U.S. Senator Judd Gregg (R-NH), a member of the Senate Banking Committee and the joint House-Senate Committee of Conference on financial regulatory reform, today issued the following statement upon conclusion of the conference committee's negotiations.
Senator Gregg stated, "Nearly two years after the onset of one of the most serious economic meltdowns in our nation's history, we finally have wrapped up conference proceedings on the Majority's financial regulatory reform bill. Ironically, the most remarkable feature of this supposedly comprehensive measure is its failure to substantively address the root causes of the 2008 crisis -- shoddy underwriting practices and the government sponsored enterprises, Fannie Mae and Freddie Mac. The legislation also includes extraneous provisions which have little to do with preventing another financial crisis, such as the new Consumer Protection Agency, and more to do with carrying out the cause of the moment for politically driven special interest groups.
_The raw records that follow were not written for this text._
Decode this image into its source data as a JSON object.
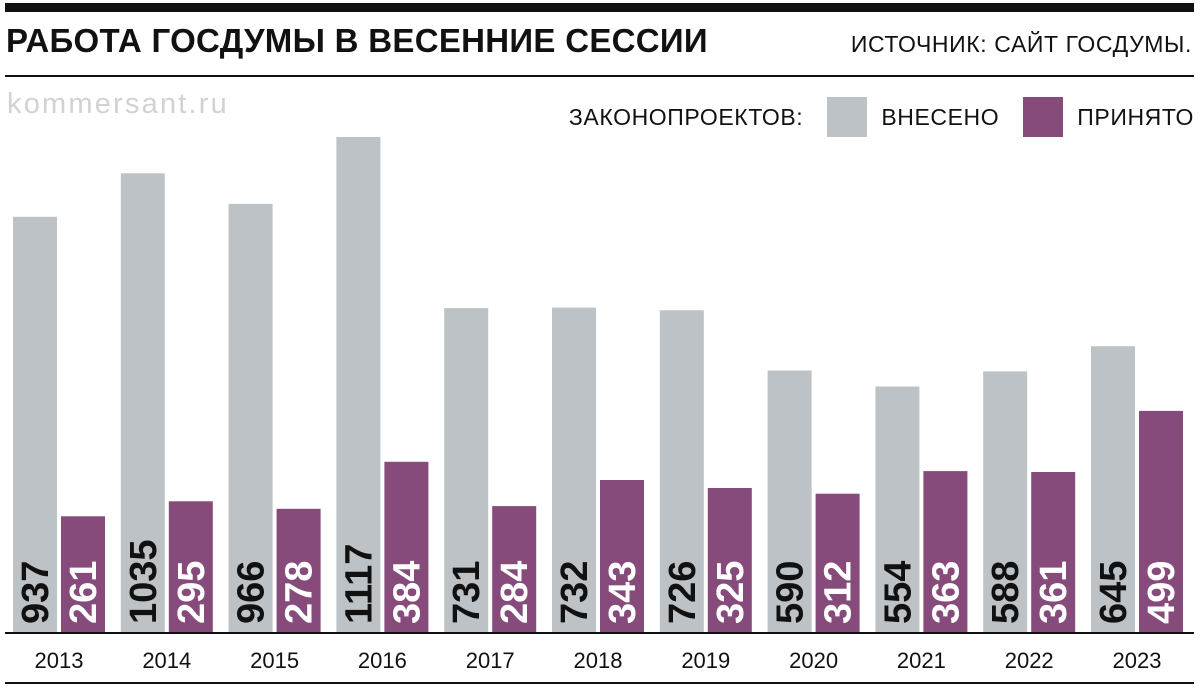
{
  "header": {
    "title": "РАБОТА ГОСДУМЫ В ВЕСЕННИЕ СЕССИИ",
    "source": "ИСТОЧНИК: САЙТ ГОСДУМЫ."
  },
  "watermark": "kommersant.ru",
  "legend": {
    "title": "ЗАКОНОПРОЕКТОВ:",
    "items": [
      "ВНЕСЕНО",
      "ПРИНЯТО"
    ]
  },
  "colors": {
    "introduced": "#bcc2c5",
    "adopted": "#864a7b",
    "rule": "#111111",
    "watermark": "#d2d2d2"
  },
  "chart_data": {
    "type": "bar",
    "title": "РАБОТА ГОСДУМЫ В ВЕСЕННИЕ СЕССИИ",
    "xlabel": "",
    "ylabel": "",
    "categories": [
      "2013",
      "2014",
      "2015",
      "2016",
      "2017",
      "2018",
      "2019",
      "2020",
      "2021",
      "2022",
      "2023"
    ],
    "series": [
      {
        "name": "ВНЕСЕНО",
        "values": [
          937,
          1035,
          966,
          1117,
          731,
          732,
          726,
          590,
          554,
          588,
          645
        ]
      },
      {
        "name": "ПРИНЯТО",
        "values": [
          261,
          295,
          278,
          384,
          284,
          343,
          325,
          312,
          363,
          361,
          499
        ]
      }
    ],
    "ylim": [
      0,
      1117
    ],
    "grid": false,
    "legend": "top-right",
    "data_labels": "inside-bottom-rotated"
  }
}
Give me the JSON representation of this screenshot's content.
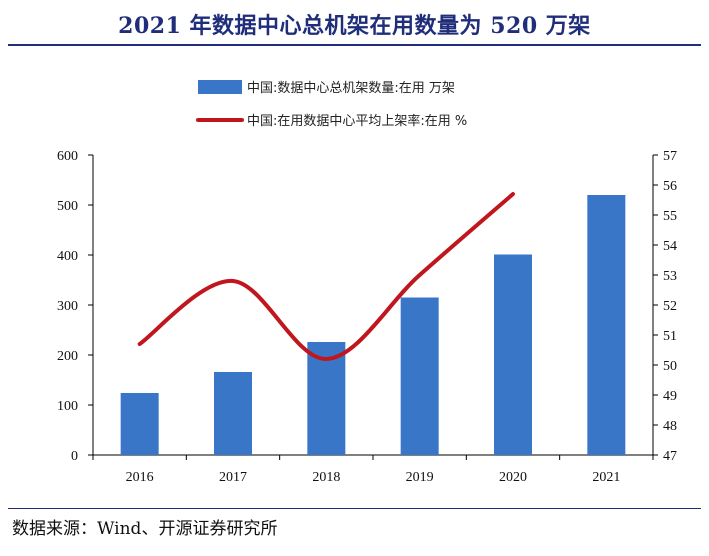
{
  "title": "2021 年数据中心总机架在用数量为 520 万架",
  "source": "数据来源：Wind、开源证券研究所",
  "chart_data": {
    "type": "bar+line",
    "categories": [
      "2016",
      "2017",
      "2018",
      "2019",
      "2020",
      "2021"
    ],
    "series": [
      {
        "name": "中国:数据中心总机架数量:在用 万架",
        "type": "bar",
        "axis": "left",
        "color": "#3a76c8",
        "values": [
          124,
          166,
          226,
          315,
          401,
          520
        ]
      },
      {
        "name": "中国:在用数据中心平均上架率:在用 %",
        "type": "line",
        "axis": "right",
        "color": "#c0161d",
        "values": [
          50.7,
          52.8,
          50.2,
          53.0,
          55.7,
          null
        ]
      }
    ],
    "y_left": {
      "min": 0,
      "max": 600,
      "ticks": [
        "0",
        "100",
        "200",
        "300",
        "400",
        "500",
        "600"
      ]
    },
    "y_right": {
      "min": 47,
      "max": 57,
      "ticks": [
        "47",
        "48",
        "49",
        "50",
        "51",
        "52",
        "53",
        "54",
        "55",
        "56",
        "57"
      ]
    },
    "legend_position": "top",
    "grid": false
  }
}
Furthermore, the provisions on derivatives, capital requirements and the Volcker rule will lead to less lending, reducing the ability of American families and small businesses to access credit at a reasonable cost.
"In an effort that should be geared toward correcting deficiencies in our regulatory structure, and during a time when we should be focused on economic recovery, this legislation is a failure on both counts. It will not encourage much-needed stability and confidence in our financial markets. It will not significantly reduce systemic risk in our financial sector.
"On top of our country's mounting debt and deficits and the Administration's tax increases, this proposal is another step backward in our efforts to create jobs and revive the economy."